As for the tie-in arc, Wilson's got kind of a difficult job, as Kamala has particularly close bonds with the two opposing "generals" in the war, having taken her superhero name from her lifetime idol Captain Marvel Carol Danvers, and having served alongside Iron Man Tony Stark on The Avengers for a few years now (our time). Those bonds, and her relationship with Miles, meant Civil War II writer Brian Michael Bendis all but had to include her in the series itself, and the moment she decides Carol has gone too far is one of the more dramatic ones in the series, at least if you know/care about the character. Additionally, Ruth Fletcher Gage and Christos Gage used Kamala a bit in their tie-in arc, which was collected in Captain Marvel Vol. 2: Civil War II.
Wilson doesn't include any of those scenes, and her arc doesn't really quite line-up with the events of Bendis' main event series. They fit well enough though, as long as you don't think too much about the timeline between the various books (When I was a high schooler, this would have infuriated me, and I probably woulda wrote an angry letter to a letters column). Instead, she keeps Kamala busy in Jersey City, where Carol Danvers has assigned her to be the team leader of a group of four young (superpower-less) volunteers who are quite excited about this whole predictive justice thing.
Kamala is obviously a little torn on the matter, because it's so obviously illegal and dumb--these kids un-ironically dress like Hitler Youth, topping off their outfits with arm bands and Saddam-like berets, and keeping the victims they don't actually arrest in a makeshift Guantanamo in an abandoned Jersey City warehouse. On the other hand, it's Carol Danvers asking her to help. (The business with Miles doesn't come up in here at all; his appearance at the science fair was his only appearance in this volume.)
When a classmate gets citizen-arrested by the group, and Bruno gets badly injured, Kamala finally flips sides, trying to orchestrate a demonstration of how Ulysses' powers don't always work, one that gets Captain Marvel and Iron Man in the same place at the same time, for all the good that does.
Wilson's arc is actually pretty ambitious, as she tries, not terribly successfully, to tie Marvel's civil "war" with the geo-political events that created Pakistan. The four tie-in issues including flashback sequences drawn by Alphona that are set in the 1940s, the 1970s and in Kamala's childhood, as well as shortly into her career as Ms. Marvel. These reveal the origin of that thing she wears on her left arm, how she first met Bruno and some poetic suggestions about her Inhuman bloodline, as her grandmother and mother speak of something special inside them, something from beyond the stars.
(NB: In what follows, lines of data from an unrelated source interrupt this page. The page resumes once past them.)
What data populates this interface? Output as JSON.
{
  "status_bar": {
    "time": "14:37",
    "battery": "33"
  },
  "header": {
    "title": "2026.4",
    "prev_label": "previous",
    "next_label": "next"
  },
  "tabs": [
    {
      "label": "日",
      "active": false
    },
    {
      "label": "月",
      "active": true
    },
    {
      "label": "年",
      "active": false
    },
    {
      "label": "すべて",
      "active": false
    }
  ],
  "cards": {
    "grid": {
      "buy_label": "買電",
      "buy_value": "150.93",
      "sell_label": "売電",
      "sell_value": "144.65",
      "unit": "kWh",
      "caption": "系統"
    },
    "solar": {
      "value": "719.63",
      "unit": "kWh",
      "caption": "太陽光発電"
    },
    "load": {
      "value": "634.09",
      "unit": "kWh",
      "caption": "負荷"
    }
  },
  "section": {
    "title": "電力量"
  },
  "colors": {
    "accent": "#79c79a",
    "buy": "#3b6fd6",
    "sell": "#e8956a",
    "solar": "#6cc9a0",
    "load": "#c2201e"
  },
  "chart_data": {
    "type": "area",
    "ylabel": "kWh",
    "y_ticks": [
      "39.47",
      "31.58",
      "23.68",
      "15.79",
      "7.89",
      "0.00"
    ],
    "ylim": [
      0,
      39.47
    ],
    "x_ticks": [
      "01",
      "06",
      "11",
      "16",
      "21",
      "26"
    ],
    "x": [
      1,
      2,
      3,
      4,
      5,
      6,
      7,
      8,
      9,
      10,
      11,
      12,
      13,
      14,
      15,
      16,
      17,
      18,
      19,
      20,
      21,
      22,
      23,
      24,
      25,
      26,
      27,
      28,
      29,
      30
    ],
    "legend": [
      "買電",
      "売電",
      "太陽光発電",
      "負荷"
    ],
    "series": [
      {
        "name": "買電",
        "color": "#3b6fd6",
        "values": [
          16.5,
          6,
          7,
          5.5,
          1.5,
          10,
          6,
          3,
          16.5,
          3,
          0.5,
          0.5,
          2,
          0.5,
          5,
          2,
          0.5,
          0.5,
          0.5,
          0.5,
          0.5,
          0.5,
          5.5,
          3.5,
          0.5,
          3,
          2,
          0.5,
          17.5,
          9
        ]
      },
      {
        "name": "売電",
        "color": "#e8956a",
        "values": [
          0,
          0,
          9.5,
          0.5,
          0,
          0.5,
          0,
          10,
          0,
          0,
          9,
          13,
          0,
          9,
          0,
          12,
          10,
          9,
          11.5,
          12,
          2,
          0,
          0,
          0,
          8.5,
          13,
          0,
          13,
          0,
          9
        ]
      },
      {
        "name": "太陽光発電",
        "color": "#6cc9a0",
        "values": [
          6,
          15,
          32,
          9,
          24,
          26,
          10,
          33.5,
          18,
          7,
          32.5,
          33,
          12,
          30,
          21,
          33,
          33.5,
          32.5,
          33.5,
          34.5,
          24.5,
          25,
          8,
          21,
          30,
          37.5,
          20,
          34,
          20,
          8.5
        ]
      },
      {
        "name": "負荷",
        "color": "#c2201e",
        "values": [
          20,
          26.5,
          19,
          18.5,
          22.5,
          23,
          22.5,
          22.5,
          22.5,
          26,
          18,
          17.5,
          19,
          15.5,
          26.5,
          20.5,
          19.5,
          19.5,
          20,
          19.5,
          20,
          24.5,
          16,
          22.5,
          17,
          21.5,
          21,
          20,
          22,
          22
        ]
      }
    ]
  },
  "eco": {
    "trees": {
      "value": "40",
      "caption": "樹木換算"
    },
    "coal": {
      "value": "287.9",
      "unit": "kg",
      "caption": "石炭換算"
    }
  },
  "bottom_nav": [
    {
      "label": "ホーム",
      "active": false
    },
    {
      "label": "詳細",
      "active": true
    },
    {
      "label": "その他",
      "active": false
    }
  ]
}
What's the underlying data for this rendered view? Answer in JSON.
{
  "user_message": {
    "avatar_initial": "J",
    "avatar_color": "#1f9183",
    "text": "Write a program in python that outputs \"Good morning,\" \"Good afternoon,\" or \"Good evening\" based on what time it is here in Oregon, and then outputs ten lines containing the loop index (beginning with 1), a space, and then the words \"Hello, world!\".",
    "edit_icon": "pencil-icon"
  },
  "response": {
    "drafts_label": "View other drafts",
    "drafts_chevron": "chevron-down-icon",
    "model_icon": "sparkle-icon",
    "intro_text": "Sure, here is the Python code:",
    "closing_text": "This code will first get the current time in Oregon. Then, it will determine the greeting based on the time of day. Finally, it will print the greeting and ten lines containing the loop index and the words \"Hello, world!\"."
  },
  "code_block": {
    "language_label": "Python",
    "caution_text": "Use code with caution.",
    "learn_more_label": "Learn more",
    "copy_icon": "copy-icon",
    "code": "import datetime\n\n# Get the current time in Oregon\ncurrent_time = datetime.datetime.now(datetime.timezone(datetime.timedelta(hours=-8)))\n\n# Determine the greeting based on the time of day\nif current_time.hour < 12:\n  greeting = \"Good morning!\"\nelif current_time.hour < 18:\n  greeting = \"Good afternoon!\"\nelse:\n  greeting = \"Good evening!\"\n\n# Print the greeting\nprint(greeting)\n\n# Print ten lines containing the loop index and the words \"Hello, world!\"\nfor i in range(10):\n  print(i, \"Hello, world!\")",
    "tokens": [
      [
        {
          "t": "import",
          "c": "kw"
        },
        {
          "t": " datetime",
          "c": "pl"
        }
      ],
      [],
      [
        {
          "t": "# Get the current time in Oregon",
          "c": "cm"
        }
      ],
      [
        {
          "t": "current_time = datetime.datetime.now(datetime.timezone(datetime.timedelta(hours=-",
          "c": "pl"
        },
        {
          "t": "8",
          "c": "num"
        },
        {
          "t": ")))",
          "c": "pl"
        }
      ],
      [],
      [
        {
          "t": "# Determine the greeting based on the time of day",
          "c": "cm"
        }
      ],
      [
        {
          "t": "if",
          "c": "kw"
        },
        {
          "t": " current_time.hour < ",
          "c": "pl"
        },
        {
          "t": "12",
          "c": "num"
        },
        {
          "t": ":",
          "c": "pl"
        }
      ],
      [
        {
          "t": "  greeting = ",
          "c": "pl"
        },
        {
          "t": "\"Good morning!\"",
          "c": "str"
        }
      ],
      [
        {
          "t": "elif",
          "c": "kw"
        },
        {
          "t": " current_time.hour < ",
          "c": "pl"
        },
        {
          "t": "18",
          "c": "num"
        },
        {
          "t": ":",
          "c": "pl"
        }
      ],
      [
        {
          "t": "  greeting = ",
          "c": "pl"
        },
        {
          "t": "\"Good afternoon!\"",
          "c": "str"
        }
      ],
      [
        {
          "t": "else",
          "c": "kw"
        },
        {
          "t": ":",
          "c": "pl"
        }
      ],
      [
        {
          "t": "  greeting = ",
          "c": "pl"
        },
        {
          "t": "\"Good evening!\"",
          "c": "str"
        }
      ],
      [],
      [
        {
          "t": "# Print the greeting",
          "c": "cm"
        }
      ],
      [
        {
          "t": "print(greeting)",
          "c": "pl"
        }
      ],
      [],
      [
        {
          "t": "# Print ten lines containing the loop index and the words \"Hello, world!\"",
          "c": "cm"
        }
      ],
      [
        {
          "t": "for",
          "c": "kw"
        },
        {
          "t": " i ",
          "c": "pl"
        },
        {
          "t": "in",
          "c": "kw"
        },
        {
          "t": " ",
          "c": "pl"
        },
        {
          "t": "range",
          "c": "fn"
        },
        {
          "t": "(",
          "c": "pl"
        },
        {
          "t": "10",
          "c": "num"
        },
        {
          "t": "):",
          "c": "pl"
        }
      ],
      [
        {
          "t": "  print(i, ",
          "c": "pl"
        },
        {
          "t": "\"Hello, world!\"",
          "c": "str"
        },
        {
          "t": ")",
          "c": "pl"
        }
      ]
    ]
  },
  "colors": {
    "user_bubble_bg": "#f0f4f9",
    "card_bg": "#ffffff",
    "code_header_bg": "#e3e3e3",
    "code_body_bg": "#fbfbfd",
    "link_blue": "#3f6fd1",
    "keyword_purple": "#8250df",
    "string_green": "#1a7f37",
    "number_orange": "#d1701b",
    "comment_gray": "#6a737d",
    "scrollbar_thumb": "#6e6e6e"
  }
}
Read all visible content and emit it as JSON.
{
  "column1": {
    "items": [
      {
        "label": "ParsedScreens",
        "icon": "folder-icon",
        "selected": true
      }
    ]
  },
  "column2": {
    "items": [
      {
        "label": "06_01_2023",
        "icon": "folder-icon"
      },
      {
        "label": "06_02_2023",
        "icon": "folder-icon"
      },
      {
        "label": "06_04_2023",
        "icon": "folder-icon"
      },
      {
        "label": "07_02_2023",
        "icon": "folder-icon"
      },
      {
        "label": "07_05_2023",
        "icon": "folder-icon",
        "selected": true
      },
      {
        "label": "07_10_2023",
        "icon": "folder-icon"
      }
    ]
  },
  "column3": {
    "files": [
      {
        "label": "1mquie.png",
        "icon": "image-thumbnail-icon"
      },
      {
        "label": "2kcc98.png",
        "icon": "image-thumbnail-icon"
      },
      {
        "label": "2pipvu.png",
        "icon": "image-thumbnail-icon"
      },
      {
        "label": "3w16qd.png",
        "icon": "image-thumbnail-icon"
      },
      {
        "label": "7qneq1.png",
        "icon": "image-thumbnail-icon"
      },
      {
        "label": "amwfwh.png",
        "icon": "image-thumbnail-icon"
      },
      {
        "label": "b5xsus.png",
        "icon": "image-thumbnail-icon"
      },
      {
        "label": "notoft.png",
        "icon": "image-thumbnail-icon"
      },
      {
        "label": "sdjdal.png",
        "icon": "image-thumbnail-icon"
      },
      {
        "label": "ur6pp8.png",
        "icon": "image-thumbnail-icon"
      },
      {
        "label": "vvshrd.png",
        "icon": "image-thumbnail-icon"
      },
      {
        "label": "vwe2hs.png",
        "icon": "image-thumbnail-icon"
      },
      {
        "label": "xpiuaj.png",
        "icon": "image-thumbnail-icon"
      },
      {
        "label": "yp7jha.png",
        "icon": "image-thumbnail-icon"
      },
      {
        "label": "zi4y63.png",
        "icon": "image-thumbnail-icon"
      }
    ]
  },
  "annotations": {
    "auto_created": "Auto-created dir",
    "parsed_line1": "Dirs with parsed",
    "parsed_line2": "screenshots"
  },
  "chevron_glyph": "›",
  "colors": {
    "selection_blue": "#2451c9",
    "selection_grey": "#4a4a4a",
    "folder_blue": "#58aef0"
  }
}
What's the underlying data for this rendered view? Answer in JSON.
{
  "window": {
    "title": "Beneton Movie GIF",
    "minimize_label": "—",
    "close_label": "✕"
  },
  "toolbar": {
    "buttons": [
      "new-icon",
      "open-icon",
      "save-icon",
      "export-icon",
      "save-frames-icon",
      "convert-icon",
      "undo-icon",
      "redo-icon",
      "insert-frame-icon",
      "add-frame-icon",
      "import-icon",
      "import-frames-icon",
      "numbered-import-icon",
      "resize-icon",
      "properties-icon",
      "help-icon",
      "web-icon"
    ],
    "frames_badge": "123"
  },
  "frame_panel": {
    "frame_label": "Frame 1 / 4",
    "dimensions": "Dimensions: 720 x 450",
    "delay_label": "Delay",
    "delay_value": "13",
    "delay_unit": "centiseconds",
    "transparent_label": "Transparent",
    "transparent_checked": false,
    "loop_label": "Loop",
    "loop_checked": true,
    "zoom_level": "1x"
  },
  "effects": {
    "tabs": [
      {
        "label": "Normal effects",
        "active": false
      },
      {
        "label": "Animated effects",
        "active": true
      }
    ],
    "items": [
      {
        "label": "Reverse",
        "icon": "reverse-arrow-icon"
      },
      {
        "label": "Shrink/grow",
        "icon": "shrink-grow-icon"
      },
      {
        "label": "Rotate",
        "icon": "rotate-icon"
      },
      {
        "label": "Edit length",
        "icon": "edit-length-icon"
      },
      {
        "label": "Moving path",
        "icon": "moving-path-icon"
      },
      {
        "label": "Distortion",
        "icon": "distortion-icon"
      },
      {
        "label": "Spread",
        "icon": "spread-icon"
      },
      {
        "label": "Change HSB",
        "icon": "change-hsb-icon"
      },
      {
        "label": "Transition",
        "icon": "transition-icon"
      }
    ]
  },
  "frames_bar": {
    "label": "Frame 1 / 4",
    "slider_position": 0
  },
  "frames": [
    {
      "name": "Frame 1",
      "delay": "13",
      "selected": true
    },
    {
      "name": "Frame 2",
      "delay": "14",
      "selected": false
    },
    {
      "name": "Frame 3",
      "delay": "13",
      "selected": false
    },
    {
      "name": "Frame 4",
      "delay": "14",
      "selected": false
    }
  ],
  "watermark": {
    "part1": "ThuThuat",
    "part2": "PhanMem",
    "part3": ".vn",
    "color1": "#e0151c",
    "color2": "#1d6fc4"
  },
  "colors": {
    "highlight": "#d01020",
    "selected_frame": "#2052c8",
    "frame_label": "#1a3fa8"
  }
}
It's...a weird book. Well-written, extremely well drawn and with an ambitious amount of humor, drama and melodrama, it's nevertheless tonally unique, as if Wilson is deciding scene by scene what kind of modern Marvel book her Ms. Marvel is going to be, a serious one, a comedic one or a Nick Spencer-esque combination of the two.
Oh! I just noticed as I was writing this that, according to the back cover, this is rated "T+"; I found that a little surprising, if only because Ms. Marvel is one of the publisher's most consistently teen-friendly, genuinely all-ages comics I've encountered.
*Let me go check my bookshelf to be sure! Let's see... Ghost Rider canceled, Howard The Duck canceled, Patsy Walker canceled, lost interest in All-New, All-Different Avengers and Star Wars, didn't care for that first volume of the current Black Panther...Yeah, jeez, if I'm not going to keep reading Ms. Marvel in trade, I am currently down to just Squirrel Girl! At least for the time being. I am sure that will change in the near-ish future.